Theoretically, the reduction of behavioral verification to typed set comparison enables reproducibility, auditability, and extensibility—generalizing to other modality-mixed extension ecosystems. BIV’s compositional approach suggests a shift from monolithic, black-box detection towards structured extraction pipelines whose evidence can be repurposed for multiple governance strategies.
Potential avenues for future work include:
- Dynamic analysis augmentation: Integrate lightweight sandboxed execution to close coverage holes from static limitations (dynamic dispatch, runtime reflection, and obfuscation).

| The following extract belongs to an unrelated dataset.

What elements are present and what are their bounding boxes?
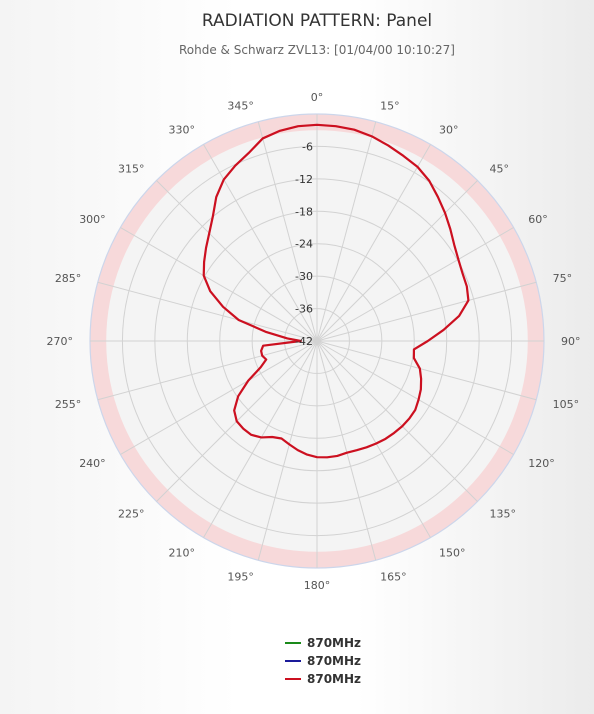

- Cross-platform generalization: Portability studies for skill ecosystems in alternate agent platforms or application spheres.
- Longitudinal ecosystem drift: Monitor deviation taxonomies and intent surfaces over time as skill registries evolve.
- Red-team evaluation: Benchmark robustness against adversaries adapting extraction-aware evasion.
Conclusion
BIV delivers a typed, auditable framework for behavioral integrity verification across LLM agent skills, scaling from compliance audits to adversarial detection with a single evidence extraction pass. Registry-scale application reveals that unintentional specification drift dominates deviation frequency, though a core of adversarially composed skills establishes a persistent attack surface. BIV’s structured, compositional methodology provides a foundation for both large-scale governance and operational security in agent-extended AI ecosystems.